In 2017, the City of North Vancouver and the Lower Lonsdale BIA introduced The Shipyards District to the community and visitors. The historical neighbourhood has transformed into a destination featuring inspiring boardwalks, tranquil parks, inviting restaurants and shopping opportunities. The location enjoys year-round activity and is the perfect place to spend a day.
The award-winning Shipyards includes over 85,000 square feet of commercial and community spaces. Featuring local markets, live music, public art walks, and craft beer events, the Shipyard is a destination that fuses North Vancouver’s past and present. Not only are there trendy stores and exciting events, but the Shipyard is also still home to shipbuilding and working tugboats. The blend of historical industry and modern amenities is part of the reason why it’s seen as an outstanding example of both placekeeping and placemaking.

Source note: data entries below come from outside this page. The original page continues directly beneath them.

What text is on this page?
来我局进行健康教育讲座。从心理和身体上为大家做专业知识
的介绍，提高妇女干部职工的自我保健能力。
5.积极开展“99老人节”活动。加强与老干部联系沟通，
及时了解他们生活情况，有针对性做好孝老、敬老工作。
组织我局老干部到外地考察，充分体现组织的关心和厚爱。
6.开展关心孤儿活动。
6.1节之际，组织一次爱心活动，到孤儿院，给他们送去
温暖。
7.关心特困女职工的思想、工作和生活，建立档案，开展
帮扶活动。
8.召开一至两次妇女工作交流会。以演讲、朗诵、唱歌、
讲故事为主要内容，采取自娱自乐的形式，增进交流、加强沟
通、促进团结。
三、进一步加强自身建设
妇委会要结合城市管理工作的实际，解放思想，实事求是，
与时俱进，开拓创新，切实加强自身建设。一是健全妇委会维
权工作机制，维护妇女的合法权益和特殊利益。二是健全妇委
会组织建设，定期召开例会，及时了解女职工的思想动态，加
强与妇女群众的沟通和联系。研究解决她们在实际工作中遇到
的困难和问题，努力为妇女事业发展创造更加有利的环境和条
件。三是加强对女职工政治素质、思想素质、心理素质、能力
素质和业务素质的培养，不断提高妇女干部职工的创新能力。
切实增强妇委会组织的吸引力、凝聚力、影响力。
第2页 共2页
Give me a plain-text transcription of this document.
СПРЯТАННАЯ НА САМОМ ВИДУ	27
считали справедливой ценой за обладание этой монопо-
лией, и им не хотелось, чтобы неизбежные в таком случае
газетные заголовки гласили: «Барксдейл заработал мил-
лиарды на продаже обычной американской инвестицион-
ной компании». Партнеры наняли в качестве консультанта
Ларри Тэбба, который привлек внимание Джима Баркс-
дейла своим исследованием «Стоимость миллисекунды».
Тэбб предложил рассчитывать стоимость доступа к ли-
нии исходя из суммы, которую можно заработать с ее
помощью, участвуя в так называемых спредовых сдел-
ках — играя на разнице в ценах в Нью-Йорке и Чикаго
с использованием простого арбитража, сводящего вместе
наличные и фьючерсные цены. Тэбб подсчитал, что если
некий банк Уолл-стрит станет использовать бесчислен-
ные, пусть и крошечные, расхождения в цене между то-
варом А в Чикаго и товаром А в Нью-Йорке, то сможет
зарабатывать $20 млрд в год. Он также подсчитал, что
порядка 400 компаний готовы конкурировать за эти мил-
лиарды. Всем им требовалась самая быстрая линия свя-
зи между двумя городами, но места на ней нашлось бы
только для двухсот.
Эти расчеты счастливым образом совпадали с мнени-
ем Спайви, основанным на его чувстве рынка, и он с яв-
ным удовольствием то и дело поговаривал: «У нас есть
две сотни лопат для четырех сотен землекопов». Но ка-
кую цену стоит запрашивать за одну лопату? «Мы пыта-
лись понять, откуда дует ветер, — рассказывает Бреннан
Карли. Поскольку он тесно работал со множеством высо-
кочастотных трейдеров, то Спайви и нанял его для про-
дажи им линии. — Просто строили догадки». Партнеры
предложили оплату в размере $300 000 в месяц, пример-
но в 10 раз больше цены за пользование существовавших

Art in the Shipyards District
Looking to the present day, the Shipyards District has become a cultural oasis in North Vancouver. As visitors walk through the Shipyards, they are encouraged to keep a lookout for a collection of public art that enhances the streets. Seamlessly integrated, every piece of site-specific art has been created to celebrate the history, culture and environment of North Vancouver.
One example of this is Studio in the City’s Fun Alley. Studio in the City is an annual summer program that provides youth with art apprenticeships throughout NorthVancouver. Fun Alley was created in 2018 by apprentices with the intention to create an engaging and unique public space. It’s now one of the most popular and instagram-able spots in the entire district.
Visitors can also spot Elizabeth Roy’s six life-sized stainless steel portraits titled Time Keepers in the Shipyards District. This installation depicts six different local North Vancouver residents and each figure is etched with a quote from the individual, recounting a fond memory from their life.
Fun and adorable art installation the Lost Cows of Lillooet can be found around bus shelters along Lonsdale Avenue. Made by Nathan Lee and Matthew Thomson, the herd of miniature concrete cows are placed throughout three city blocks, bringing a sense of whimsy to the streets of the Shipyard.
North Vancouver’s Shipyards District holds a special place in the hearts of many who visit and it has become one of the top public space destinations in Metro Vancouver in recent years. The neighbourhood has pushed past being an exercise of nostalgia in a historic part of the city and its purpose is not only to preserve a historic part of the city’s past. Instead, the Shipyards District symbolizes the possibility to transform a utilitarian area of the city into a vibrant destination through placemaking. The Shipyards District is a wonderful model for the impact of investing in the creation of dynamic public spaces with art in order to cultivate strong, resilient communities and foster social connections.